On 6/6/11 22:46 , Theam Yong Chew wrote: […]
Hope this is a good starting point? I believe this can later be folded into the unit tests?
With [r13353](), I believe that I finally have addressed your concerns. I merged what I interpreted to be the meaning of your tests in [abcl/test/lisp/jar-pathnames.lisp][2] avoiding the use of Alexandria to not have dependencies in our test suite. You may want to verify again with your "local conditions" (i.e. I haven't tested under windows") that ticket #151 is truly fixed for you.
[r13353]: http://trac.common-lisp.net/armedbear/changeset/13353 [2]: http://trac.common-lisp.net/armedbear/browser/trunk/abcl/test/lisp/abcl/jar-...
The rules adopted for URI encoding are
1. All pathname components are represented "as is" without escaping.
2. Namestrings are suitably escaped if the Pathname is a URL-PATHNAME
or a JAR-PATHNAME.
3. Namestrings should all "round-trip":
(when (typep p 'pathname)
(equal (namestring p)
(namestring (pathname p))))
The basics are that you should always encode #\Space as "%20" when you use any of the "jar:", "jar:file:", "file:", or anything starting with a URL schema as a namestring to construct a pathname.
The functions EXT:URI-ENCODE and EXT:URI-DECODE give the user a chance to manipulate strings independently of the PATHNAME constrictors.

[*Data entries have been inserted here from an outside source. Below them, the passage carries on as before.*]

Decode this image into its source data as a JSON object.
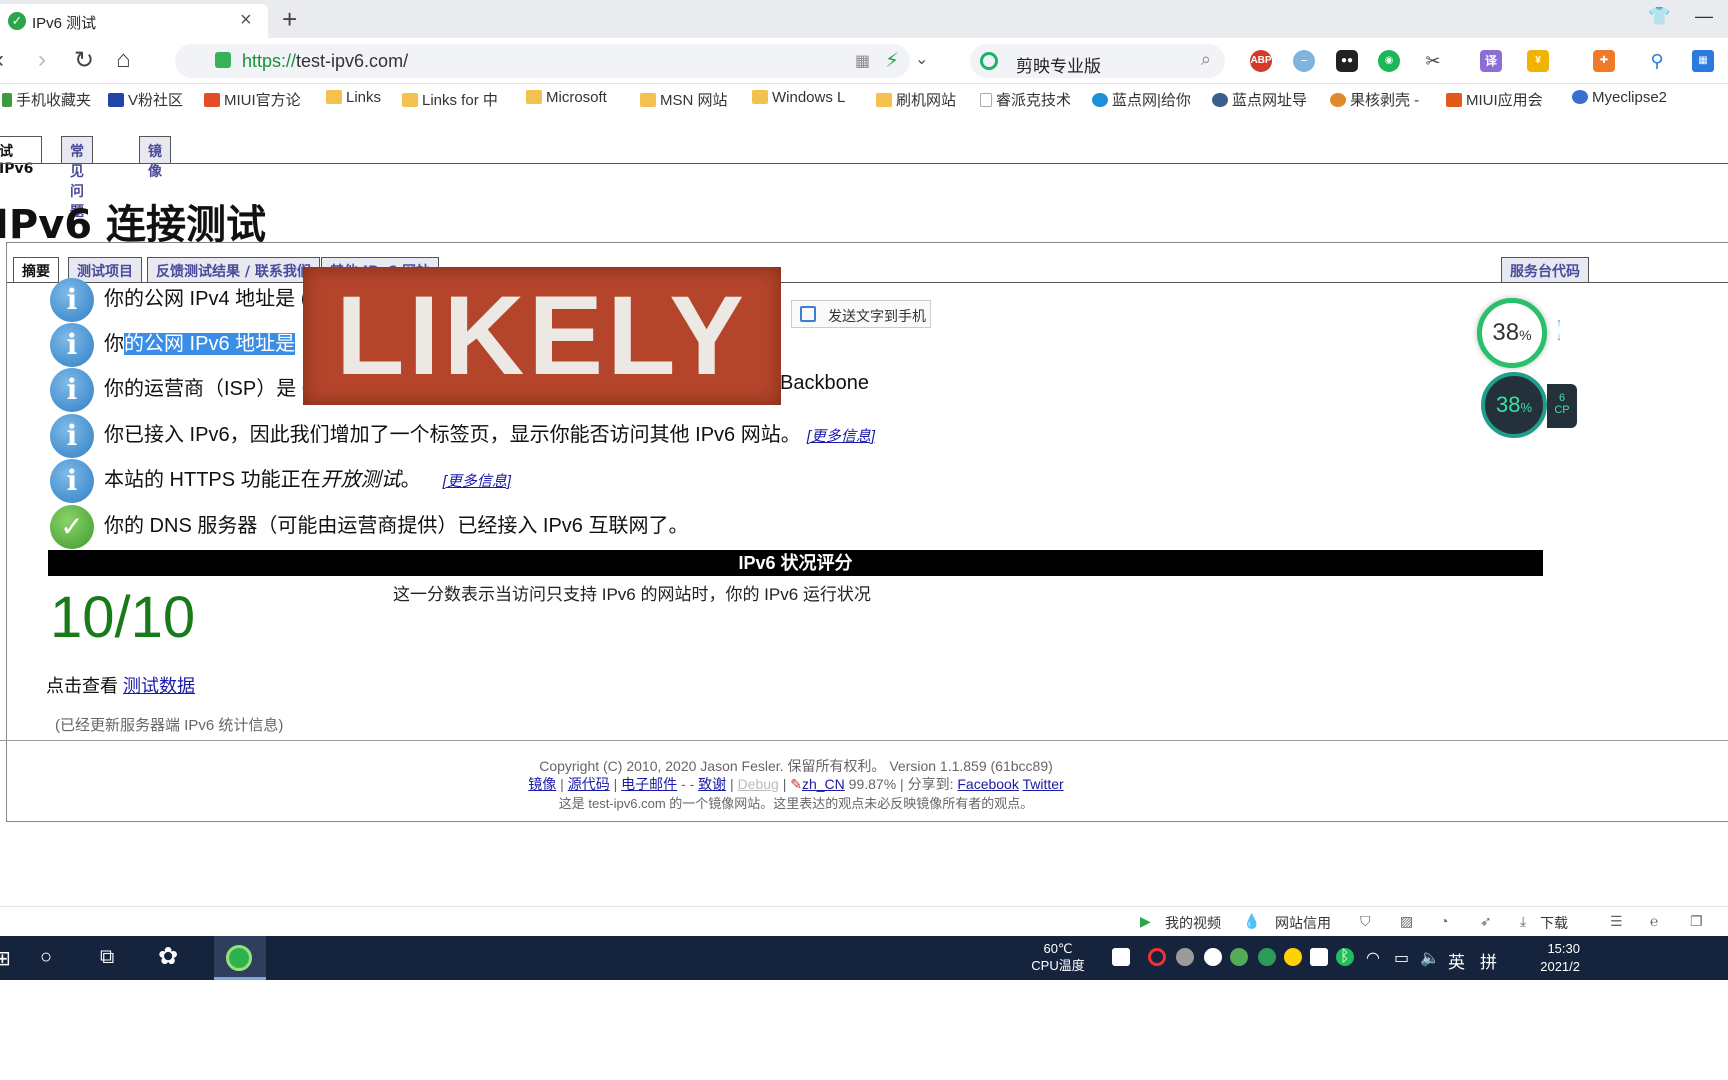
{
  "browser": {
    "tab_title": "IPv6 测试",
    "tab_close": "×",
    "new_tab": "+",
    "url_scheme": "https://",
    "url_rest": "test-ipv6.com/",
    "search_text": "剪映专业版"
  },
  "bookmarks": [
    {
      "label": "手机收藏夹",
      "color": "#3c9b3c"
    },
    {
      "label": "V粉社区",
      "color": "#2244aa"
    },
    {
      "label": "MIUI官方论",
      "color": "#e24a2a"
    },
    {
      "label": "Links",
      "color": "#f2c14e"
    },
    {
      "label": "Links for 中",
      "color": "#f2c14e"
    },
    {
      "label": "Microsoft",
      "color": "#f2c14e"
    },
    {
      "label": "MSN 网站",
      "color": "#f2c14e"
    },
    {
      "label": "Windows L",
      "color": "#f2c14e"
    },
    {
      "label": "刷机网站",
      "color": "#f2c14e"
    },
    {
      "label": "睿派克技术",
      "color": "#cccccc"
    },
    {
      "label": "蓝点网|给你",
      "color": "#1f8fd6"
    },
    {
      "label": "蓝点网址导",
      "color": "#3a5f8f"
    },
    {
      "label": "果核剥壳 -",
      "color": "#e08a2a"
    },
    {
      "label": "MIUI应用会",
      "color": "#e05a1a"
    },
    {
      "label": "Myeclipse2",
      "color": "#3a6fd0"
    }
  ],
  "site_tabs": [
    "试 IPv6",
    "常见问题",
    "镜像"
  ],
  "page_title": "IPv6 连接测试",
  "subtabs": [
    "摘要",
    "测试项目",
    "反馈测试结果 / 联系我们",
    "其他 IPv6 网站"
  ],
  "subtab_right": "服务台代码",
  "results": [
    {
      "icon": "info",
      "text": "你的公网 IPv4 地址是 (",
      "more": ""
    },
    {
      "icon": "info",
      "prefix": "你",
      "selected": "的公网 IPv6 地址是",
      "more": ""
    },
    {
      "icon": "info",
      "text": "你的运营商（ISP）是 C",
      "tail": "Backbone",
      "more": ""
    },
    {
      "icon": "info",
      "text": "你已接入 IPv6，因此我们增加了一个标签页，显示你能否访问其他 IPv6 网站。",
      "more": "[更多信息]"
    },
    {
      "icon": "info",
      "text": "本站的 HTTPS 功能正在",
      "italic": "开放测试",
      "after": "。",
      "more": "[更多信息]"
    },
    {
      "icon": "check",
      "text": "你的 DNS 服务器（可能由运营商提供）已经接入 IPv6 互联网了。",
      "more": ""
    }
  ],
  "score": {
    "header": "IPv6 状况评分",
    "value": "10/10",
    "description": "这一分数表示当访问只支持 IPv6 的网站时，你的 IPv6 运行状况",
    "view_prefix": "点击查看",
    "view_link": "测试数据",
    "stats_note": "(已经更新服务器端 IPv6 统计信息)"
  },
  "footer": {
    "copyright": "Copyright (C) 2010, 2020 Jason Fesler. 保留所有权利。 Version 1.1.859 (61bcc89)",
    "links": {
      "mirror": "镜像",
      "source": "源代码",
      "email": "电子邮件",
      "dash": "-",
      "thanks": "致谢",
      "debug": "Debug",
      "locale": "zh_CN",
      "locale_pct": "99.87%",
      "share": "分享到:",
      "facebook": "Facebook",
      "twitter": "Twitter"
    },
    "mirror_note": "这是 test-ipv6.com 的一个镜像网站。这里表达的观点未必反映镜像所有者的观点。"
  },
  "popup": {
    "send_label": "发送文字到手机"
  },
  "overlay": {
    "text": "LIKELY"
  },
  "widgets": {
    "memory_pct": "38",
    "cpu_pct": "38",
    "pct_sign": "%",
    "side_top": "6",
    "side_bottom": "CP"
  },
  "statusbar": {
    "my_video": "我的视频",
    "site_credit": "网站信用",
    "download": "下载"
  },
  "taskbar": {
    "cpu_temp": "60℃",
    "cpu_label": "CPU温度",
    "ime": "英",
    "time": "15:30",
    "date": "2021/2"
  }
}
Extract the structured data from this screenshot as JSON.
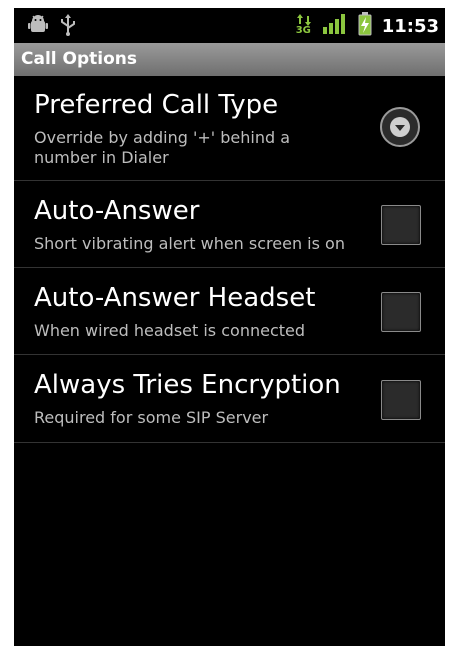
{
  "status_bar": {
    "time": "11:53",
    "network_type": "3G",
    "left_icons": [
      "android-debug-icon",
      "usb-icon"
    ],
    "right_icons": [
      "data-arrows-icon",
      "signal-bars-icon",
      "battery-charging-icon"
    ],
    "accent": "#8cc63f"
  },
  "title_bar": {
    "title": "Call Options"
  },
  "preferences": [
    {
      "title": "Preferred Call Type",
      "summary": "Override by adding '+' behind a number in Dialer",
      "widget": "dropdown"
    },
    {
      "title": "Auto-Answer",
      "summary": "Short vibrating alert when screen is on",
      "widget": "checkbox",
      "checked": false
    },
    {
      "title": "Auto-Answer Headset",
      "summary": "When wired headset is connected",
      "widget": "checkbox",
      "checked": false
    },
    {
      "title": "Always Tries Encryption",
      "summary": "Required for some SIP Server",
      "widget": "checkbox",
      "checked": false
    }
  ]
}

Strictly speaking these functions are not really RFC compliant routines because what is escaped and what isn't is dependent on what section of the URI one is dealing with, but they "seem to do the right thing" for the basic URI schemas that I have tested. Someday this should be done differently (unsure of how).
Hopefully this establishes a reasonable behavior for users wrt. whitespace in pathnames. If this is not the case, please let us know.